The tetrafluoroammonium ion forms salts with a large variety of fluorine-bearing anions. These include the bifluoride anion (HF−2), tetrafluorobromate (BrF−4), metal pentafluorides (MF−5 where M is Ge, Sn, or Ti), hexafluorides (MF−6 where M is P, As, Sb, Bi, or Pt), heptafluorides (MF−7 where M is W, U, or Xe), octafluorides (XeF2−8), various oxyfluorides (MF5O− where M is W or U; FSO−3, BrF4O−), and perchlorate (ClO−4). Attempts to make the nitrate salt, NF4NO3, were unsuccessful because of quick fluorination: NF+4 + NO−3 → NF3 + FONO2.

Triflate

Triflate, also known by the systematic name trifluoromethanesulfonate, is a functional group with the formula CF3SO3−. The triflate group is often represented by −OTf, as opposed to −Tf (triflyl). For example, n-butyl triflate can be written as CH3CH2CH2CH2OTf.

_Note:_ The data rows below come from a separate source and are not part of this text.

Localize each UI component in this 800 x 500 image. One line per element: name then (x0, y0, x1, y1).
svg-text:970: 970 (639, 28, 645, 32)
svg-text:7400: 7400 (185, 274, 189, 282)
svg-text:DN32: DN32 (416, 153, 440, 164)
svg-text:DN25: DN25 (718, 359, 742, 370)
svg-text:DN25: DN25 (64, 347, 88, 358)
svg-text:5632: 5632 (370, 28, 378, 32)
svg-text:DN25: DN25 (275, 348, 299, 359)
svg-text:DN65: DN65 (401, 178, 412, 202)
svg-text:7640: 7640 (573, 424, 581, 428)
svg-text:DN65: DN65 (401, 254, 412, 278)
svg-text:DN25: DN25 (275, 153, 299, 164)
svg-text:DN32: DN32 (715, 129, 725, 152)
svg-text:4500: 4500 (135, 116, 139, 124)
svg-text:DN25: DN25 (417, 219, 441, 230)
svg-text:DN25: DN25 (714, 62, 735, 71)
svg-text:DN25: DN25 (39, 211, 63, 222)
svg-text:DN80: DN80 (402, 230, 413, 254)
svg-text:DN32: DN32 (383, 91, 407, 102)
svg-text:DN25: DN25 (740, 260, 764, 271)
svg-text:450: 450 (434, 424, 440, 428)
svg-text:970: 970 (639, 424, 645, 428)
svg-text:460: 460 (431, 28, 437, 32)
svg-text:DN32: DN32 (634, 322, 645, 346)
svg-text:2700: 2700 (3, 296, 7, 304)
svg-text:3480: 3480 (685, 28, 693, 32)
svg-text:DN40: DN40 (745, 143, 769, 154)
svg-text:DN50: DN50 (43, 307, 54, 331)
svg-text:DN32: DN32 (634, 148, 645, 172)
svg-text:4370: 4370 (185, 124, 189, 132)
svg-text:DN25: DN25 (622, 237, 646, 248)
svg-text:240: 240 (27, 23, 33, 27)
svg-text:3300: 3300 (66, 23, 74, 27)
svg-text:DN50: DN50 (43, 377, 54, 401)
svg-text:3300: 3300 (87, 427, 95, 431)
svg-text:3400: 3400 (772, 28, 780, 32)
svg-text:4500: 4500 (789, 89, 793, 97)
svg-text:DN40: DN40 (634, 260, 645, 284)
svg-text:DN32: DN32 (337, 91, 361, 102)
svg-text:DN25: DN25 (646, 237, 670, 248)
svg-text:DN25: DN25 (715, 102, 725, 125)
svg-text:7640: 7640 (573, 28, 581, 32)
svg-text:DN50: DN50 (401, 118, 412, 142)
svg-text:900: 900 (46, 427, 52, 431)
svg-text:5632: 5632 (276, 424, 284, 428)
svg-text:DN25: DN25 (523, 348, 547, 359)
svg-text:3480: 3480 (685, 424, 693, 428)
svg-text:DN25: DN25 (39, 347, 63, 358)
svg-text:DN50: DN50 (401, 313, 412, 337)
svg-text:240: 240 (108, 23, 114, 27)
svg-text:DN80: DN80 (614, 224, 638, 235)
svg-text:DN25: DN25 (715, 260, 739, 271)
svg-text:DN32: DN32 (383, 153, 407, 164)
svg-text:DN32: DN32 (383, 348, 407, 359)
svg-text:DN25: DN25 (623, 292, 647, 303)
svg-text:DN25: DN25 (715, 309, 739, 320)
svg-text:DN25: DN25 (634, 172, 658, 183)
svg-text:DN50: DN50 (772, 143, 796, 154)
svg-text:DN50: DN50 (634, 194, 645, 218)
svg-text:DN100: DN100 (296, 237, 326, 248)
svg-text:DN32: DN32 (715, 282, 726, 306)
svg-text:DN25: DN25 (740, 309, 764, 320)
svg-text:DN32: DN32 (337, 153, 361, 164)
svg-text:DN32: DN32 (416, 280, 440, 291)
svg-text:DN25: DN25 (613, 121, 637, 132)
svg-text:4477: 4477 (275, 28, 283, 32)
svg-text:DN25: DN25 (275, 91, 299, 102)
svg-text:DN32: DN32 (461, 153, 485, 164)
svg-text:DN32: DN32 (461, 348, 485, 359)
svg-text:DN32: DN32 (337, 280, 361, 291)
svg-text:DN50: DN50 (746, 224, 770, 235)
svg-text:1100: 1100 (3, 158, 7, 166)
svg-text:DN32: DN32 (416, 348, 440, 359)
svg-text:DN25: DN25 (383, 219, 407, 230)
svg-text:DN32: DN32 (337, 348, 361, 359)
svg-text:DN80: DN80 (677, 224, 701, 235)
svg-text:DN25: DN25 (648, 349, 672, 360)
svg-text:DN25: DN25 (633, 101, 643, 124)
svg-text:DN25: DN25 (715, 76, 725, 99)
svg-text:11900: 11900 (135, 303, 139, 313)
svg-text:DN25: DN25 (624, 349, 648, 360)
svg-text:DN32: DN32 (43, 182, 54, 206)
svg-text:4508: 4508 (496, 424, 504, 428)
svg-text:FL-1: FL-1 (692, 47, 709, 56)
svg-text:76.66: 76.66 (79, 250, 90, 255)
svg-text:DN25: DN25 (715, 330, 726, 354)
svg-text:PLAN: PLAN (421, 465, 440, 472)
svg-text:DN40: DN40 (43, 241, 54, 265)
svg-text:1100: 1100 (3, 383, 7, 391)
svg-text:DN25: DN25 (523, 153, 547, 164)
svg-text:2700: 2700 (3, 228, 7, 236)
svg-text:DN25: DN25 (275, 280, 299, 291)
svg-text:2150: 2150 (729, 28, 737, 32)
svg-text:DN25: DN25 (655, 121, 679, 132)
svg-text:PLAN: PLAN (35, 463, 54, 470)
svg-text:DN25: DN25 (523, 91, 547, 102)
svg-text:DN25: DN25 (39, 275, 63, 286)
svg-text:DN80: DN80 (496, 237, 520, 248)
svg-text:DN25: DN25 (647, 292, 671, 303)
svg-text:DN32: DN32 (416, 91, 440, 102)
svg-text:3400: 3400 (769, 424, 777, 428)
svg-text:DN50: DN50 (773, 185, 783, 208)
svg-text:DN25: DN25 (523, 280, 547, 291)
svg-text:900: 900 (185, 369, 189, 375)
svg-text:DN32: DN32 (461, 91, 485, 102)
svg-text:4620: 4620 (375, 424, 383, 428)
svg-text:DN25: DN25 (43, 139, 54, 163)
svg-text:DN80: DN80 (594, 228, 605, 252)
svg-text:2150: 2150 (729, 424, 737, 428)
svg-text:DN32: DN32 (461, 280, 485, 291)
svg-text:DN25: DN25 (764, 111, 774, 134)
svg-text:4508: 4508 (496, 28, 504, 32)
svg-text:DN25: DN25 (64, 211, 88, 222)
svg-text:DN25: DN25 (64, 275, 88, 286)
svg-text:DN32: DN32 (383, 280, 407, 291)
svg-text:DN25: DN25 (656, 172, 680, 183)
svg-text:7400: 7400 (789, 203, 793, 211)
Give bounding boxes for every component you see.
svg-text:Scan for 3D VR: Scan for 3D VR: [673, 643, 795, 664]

The corresponding triflate anion, CF3SO−3, is an extremely stable polyatomic ion, being the conjugate base of triflic acid (CF3SO3H), one of the strongest acids known. It is defined as a superacid, because it is more acidic than pure sulfuric acid.

Trifluorooxonium

The trifluorooxonium cation is a hypothetical positively charged polyatomic ion with chemical formula OF+3. It is structurally equivalent to the hydronium ion where the hydrogen atoms surrounding the central oxygen atom have been replaced by fluorine, and is isoelectronic with nitrogen trifluoride. This cation would be an example of oxygen in the +4 oxidation state.

The OF+3 cation was shown to be vibrationally stable at all levels of theory applied (HF, MP2, CCSD(T)). OF+3 was proposed to possess a pyramidal structure with an O–F bond length of 1.395 Å and F–O–F bond angles of 104.2° (CCSD(T) level of theory). The F+ detachment energy of the OF+3 cation was calculated to be +110.1 kcal mol−1. However, the low-temperature reaction of F2, OF2 and AsF5 under UV irradiation, besides unreacted starting materials only yielded the dioxygenyl salt O+2[AsF6]−. The oxidation of OF2 with KrF+ salts also failed to produce evidence for the title cation.The formation of the hypothetical salt OF+3[AsF6]− was calculated to be about thermoneutral, but slightly unfavorable with OF2(g) + F2(g) + AsF5(g) → OF+3[AsF6]−(s) = +10.5 kcal mol−1.